Thursday, July 31, 2008

Why "Uncle Ted" Was There

Image credit: Screenshot of this YouTube by Cujo359.

The Washington Post wrote this about Sen. Ted Stevens today, about Alaska in the aftermath of Stevens' indictment:

In his almost 40 years in the Senate, the octogenarian Republican in many ways defined the shape of the Last Frontier, not least by using his perch on the Appropriations Committee to ensure that his state's tiny population remained the nation's richest in federal spending per capita. More than $9 billion arrived in Alaska from Washington in 2006, twice as much as a decade earlier.

So it was perhaps to be expected that many here greeted the news of Stevens's indictment on corruption charges as if they were condemned to a pauper's death, fearful that they will no longer be able to depend on the largess of "Uncle Ted."

"There's no good that will come of this," said Jim Whitaker, a Republican who left the state legislature to combat the corrupt oil services company whose taint threatens to bring down Stevens. "For those of us who've been involved with politics in Alaska, one of the paradigms that we counted on in terms of funding public policy was the capability of Ted Stevens.

Alaskans Fret About a Future Without Help From 'Uncle Ted'

It's not hard to figure out why Alaskans were so uninterested in the stories of Stevens' corruption. He brought home the bacon in prodigious quantities. Whoever Stevens' successor is in the Senate, whether that's Mark Begich or someone else, will have to deal with some serious expectations of continued federal funding. The state's economy will have a hard time recovering if he doesn't.
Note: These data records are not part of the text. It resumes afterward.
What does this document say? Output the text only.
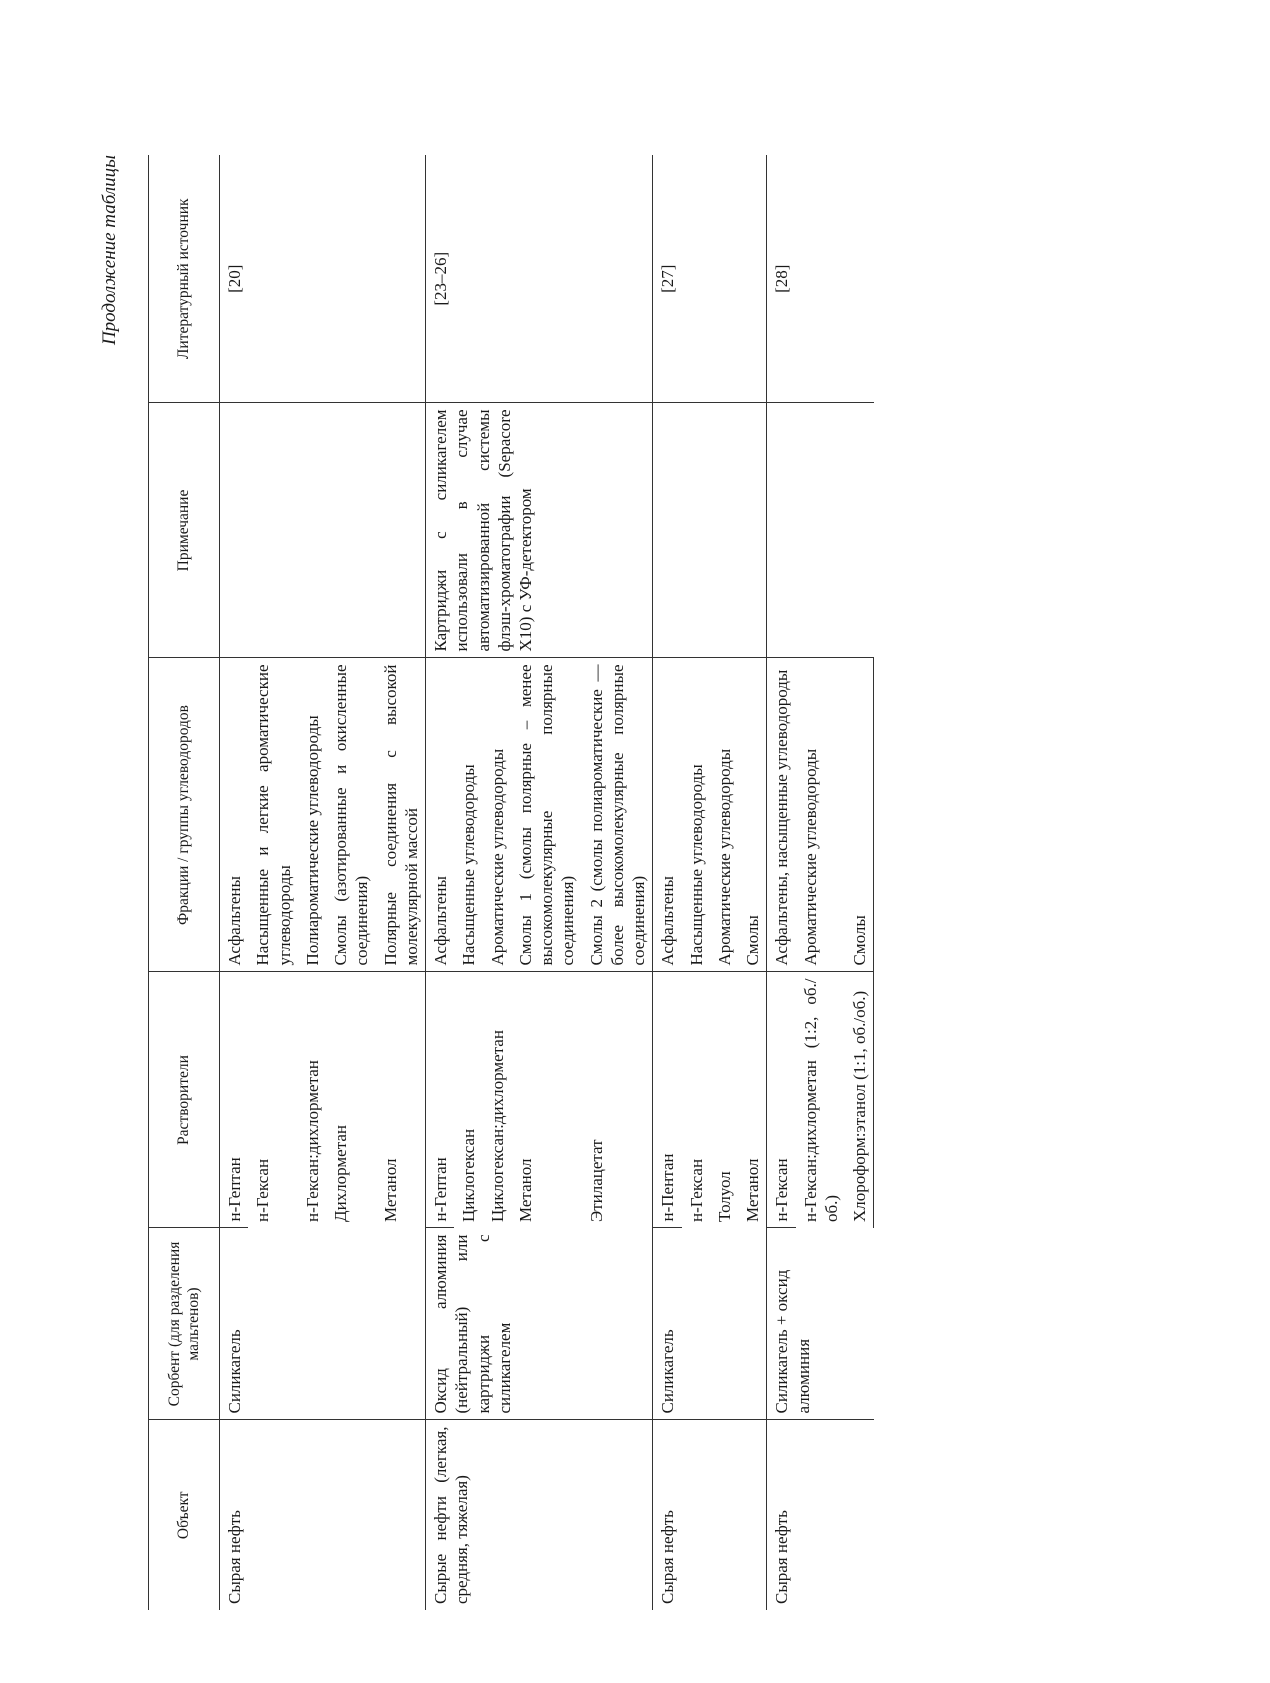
Продолжение таблицы
Объект	Сорбент (для разделения мальтенов)	Растворители	Фракции / группы углеводородов	Примечание	Литературный источник
Сырая нефть	Силикагель	н-Гептан	Асфальтены		[20]
		н-Гексан	Насыщенные и легкие ароматические углеводороды		
		н-Гексан:дихлорметан	Полиароматические углеводороды		
		Дихлорметан	Смолы (азотированные и окисленные соединения)		
		Метанол	Полярные соединения с высокой молекулярной массой		
Сырые нефти (легкая, средняя, тяжелая)	Оксид алюминия (нейтральный) или картриджи с силикагелем	н-Гептан	Асфальтены	Картриджи с силикагелем использовали в случае автоматизированной системы флэш-хроматографии (Sepacore X10) с УФ-детектором	[23–26]
		Циклогексан	Насыщенные углеводороды		
		Циклогексан:дихлорметан	Ароматические углеводороды		
		Метанол	Смолы 1 (смолы полярные – менее высокомолекулярные полярные соединения)		
		Этилацетат	Смолы 2 (смолы полиароматические — более высокомолекулярные полярные соединения)		
Сырая нефть	Силикагель	н-Пентан	Асфальтены		[27]
		н-Гексан	Насыщенные углеводороды		
		Толуол	Ароматические углеводороды		
		Метанол	Смолы		
Сырая нефть	Силикагель + оксид алюминия	н-Гексан	Асфальтены, насыщенные углеводороды		[28]
		н-Гексан:дихлорметан (1:2, об./об.)	Ароматические углеводороды		
		Хлороформ:этанол (1:1, об./об.)	Смолы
How his successors will deal with that will be interesting for both Alaskans and the rest of us.

This, as libertarians are fond of pointing out, is one of the downsides of federal spending. When influence shifts in DC, things can go badly for states like Alaska. It's no secret that one of the reasons the budget is what it is, with so many wasteful and misspent projects. What's more, that funding becomes a trap for the people receiving it - the constituencies grow dependent on continued funding. Until we can figure out a way to make things like earmarks go away, this will continue.

Ted Stevens may be gone, but there will be someone there to replace him.


1 comment:

Dana Hunter said...

The bacon? Good gods, the man brought home entire pigs.